Wheaton on the Ice: Q&A with freshman Anastasia Lyon

December 7, 2017
When did you first get involved with the sport of hockey?
I’ve played hockey since i was six years old. I started skating when I was two or three and then the first time I played hockey I fell in love with it.
When did you start playing for a higher level? Was high school hockey a transition for you?
In eighth grade I was playing U19 for a travel team, and my freshman year of high school I went straight into the varsity program. That was just the natural thing to do because I had already been playing at a high level. During my senior year of high school, I actually went to Alberta, Canada to play juniors. That was like even higher than high school, around college level.
Why did you come to Wheaton, a school that does not have a varsity women’s or men’s hockey team?
Kind of a long story, but basically when I was a high school senior I was applying to a lot of colleges in the Northeast and Midwest [of the U.S.]. I was talking to a lot of hockey coaches for mainly DIII school, but God really called me to take a gap year. Then I did not go to any of those schools that I applied to, and I turned down scholarships. I did a discipleship school in Washington. Over the course of that year, I felt called to Wheaton. I was kind of confused, and asked God, “You know I love hockey and built this into me, why would you want me at Wheaton? They don’t have a women’s varsity team?” I let Him figure it out. I decided to come here and talked to the men’s coach, and I basically just told him the story of how I got here, how I had been playing, asked if I could play for him. Here I am.”
When you first got to Wheaton was it one of the first things that came to your mind to ask the club hockey coach if you could play? 
The same week that I put down the deposit to come to Wheaton, I emailed the coach. I told him, “Hey, if I am going to Wheaton, I want hockey to be a part of my time here. This seems to be the only option right now.” I emailed him to see if it would be a possibility, and it was definitely the forefront of my mind. I ended up meeting up with him when I actually got here. It was always a “we’ll see” situation. I was really hoping to be playing, but I was not sure until the first week of practice.
What was the team dynamic like when you first showed up on the ice?
It was interesting showing up and only having guys there. I’ve played with guys before, but never on an exclusively guys team. There were a lot of uncertainties, and it was a little awkward at first. We had to feel a lot of stuff out, and find how I would best fit into the team. After they saw me play, there was a feeling of “we can have her along for the ride.” It settled down a month in, and it got more and more normal. I feel more comfortable with my place on the team and how I fit the team dynamic everyday.

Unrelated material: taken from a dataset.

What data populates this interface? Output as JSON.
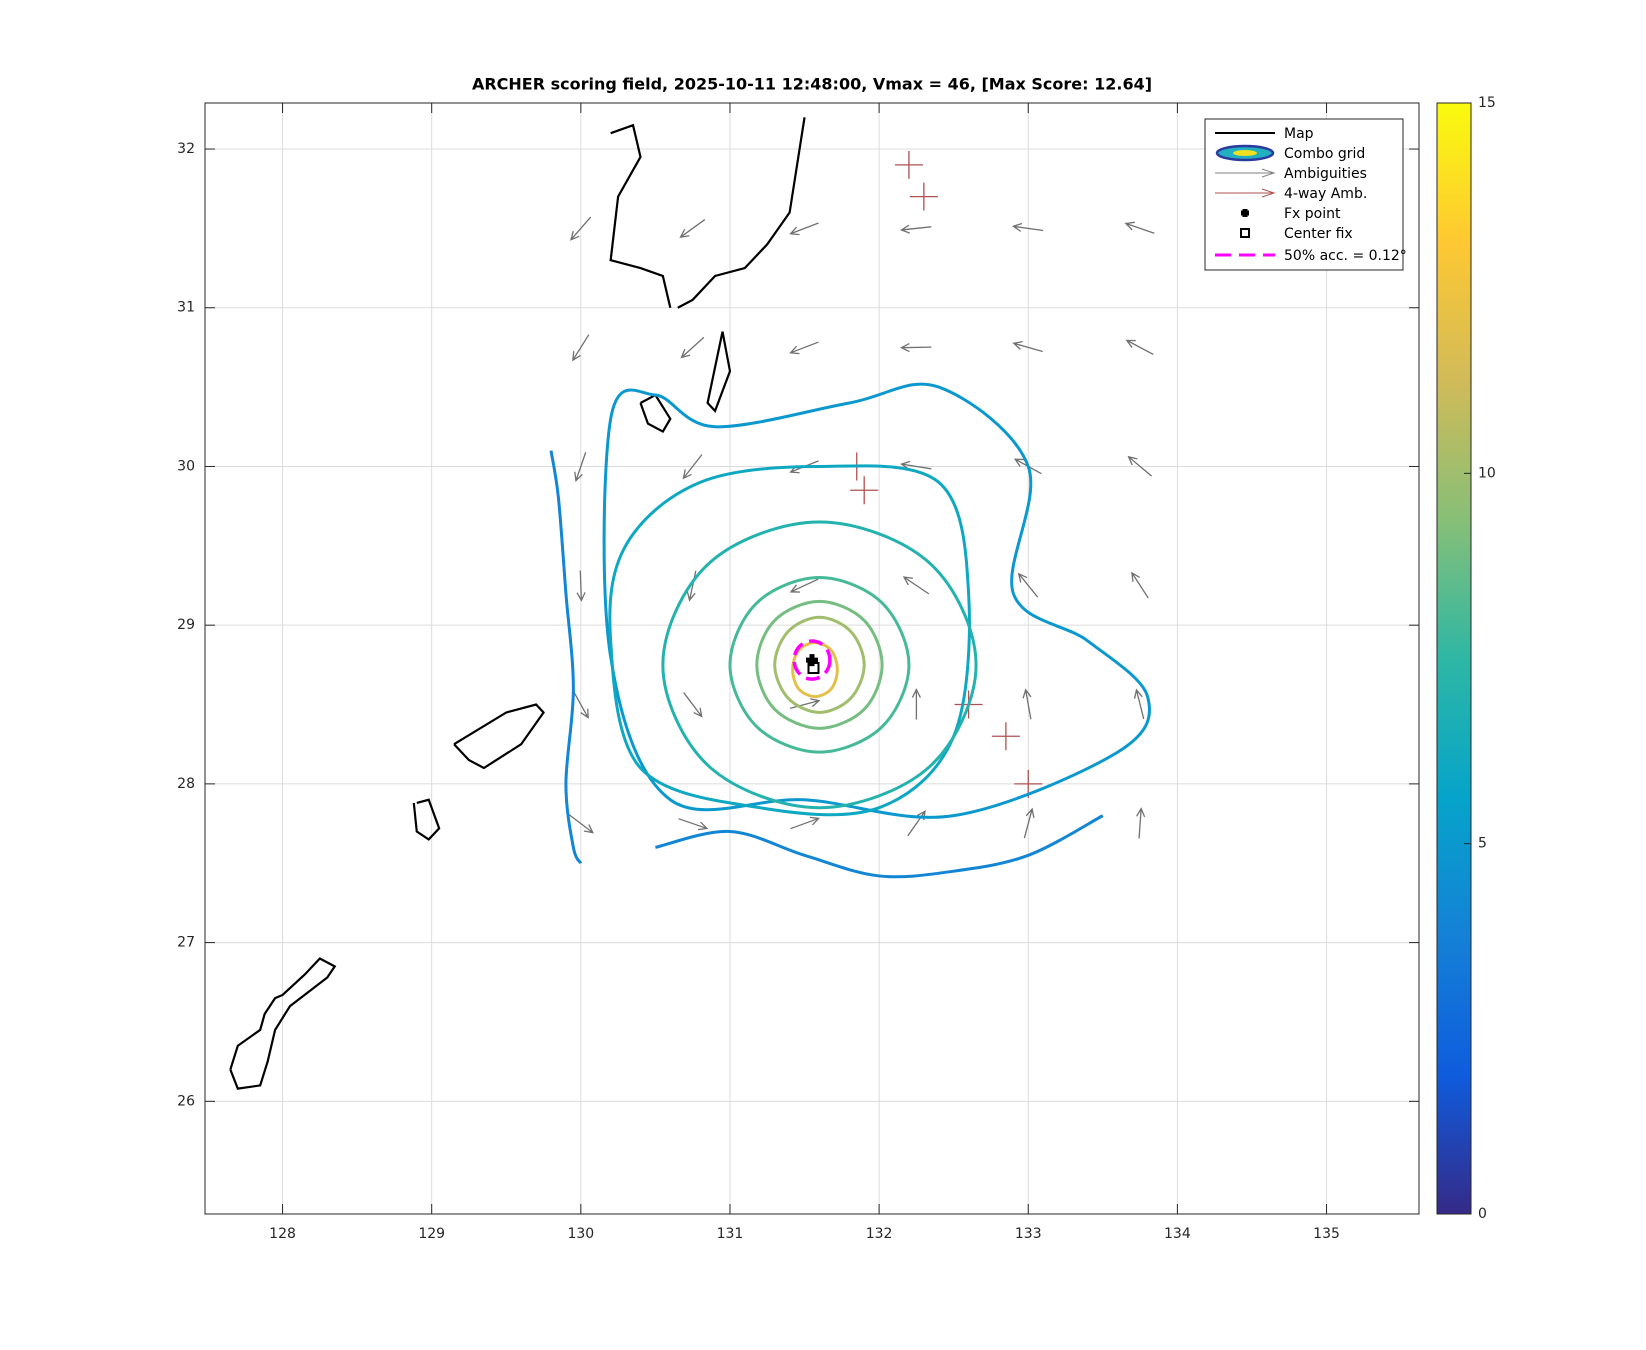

Photo by McKenzie Gallagher

Is there a lot of grey area with the physicality of the hockey games you play because you’re a girl and checking is not allowed in girls hockey but this is also a guys club league?
In all level of girls hockey checking is not allowed. You can bump someone around or gently knock them into the boards. It’s a physical game, but you can get a penalty for throwing a huge hit in girls hockey. Since I’m in a men’s league, it’s just assumed that checking in allowed. I’ve gotten creamed a few times, and that’s totally fine. I can throw hits just as much as they can. Just because there’s a girl on the team, the rules don’t change at all on the ice during a game. Most people have been playing for a long time, and it’s just how the game works. I learned to check when I was 12, even though it’s not allowed in girls hockey. At that point, I played with guys, and I was learning how to check, take a hit, stuff like that. I’m pretty used to it.
How would you describe the dynamic of being a Christian in the hockey world?
I grew up playing on teams with basically all non-Christians. It was kind of an anomaly for me to want to go to church on Sundays. I didn’t play for a guys team when I was younger because they had Sunday morning games, so that affected what teams I was on sometimes. Up until college, I was playing with all non-Christians. It was a weird dynamic to be a part of because I had my own personal convictions, but that was just the hockey culture that I experienced. Being at a Christian school, I can see the stark contrast between the secular school teams we play against and the Wheaton team. The guys here are upstanding, good guys, and I would not find that sort of team at essentially any secular school. The type of people hockey attracts and even how they conduct themselves or the language they use, it’s a very different way of viewing life than at a Christian school.
 
How would you describe the lack of minority in the sport?
Well it depends on what type of minority we’re talking about. There is not a lot of racial minority in the sport; hockey is a pretty white sport. There are lot of people of sexual minority in the sport; there are a lot of gay women hockey players.
 
How do you think God might be working through the attention you’re getting around campus and from your opponents?
After last year, when I was at my discipleship school. At random, I had this idea of coaching young kids from minorities and being able to have that team as a place where they could experience the love of Christ and be themselves. I have no idea how that would come together except through God’s orchestrating, but that’s something that I could see coaching in the future. That might be a way for me to let Him use my experience for his glory.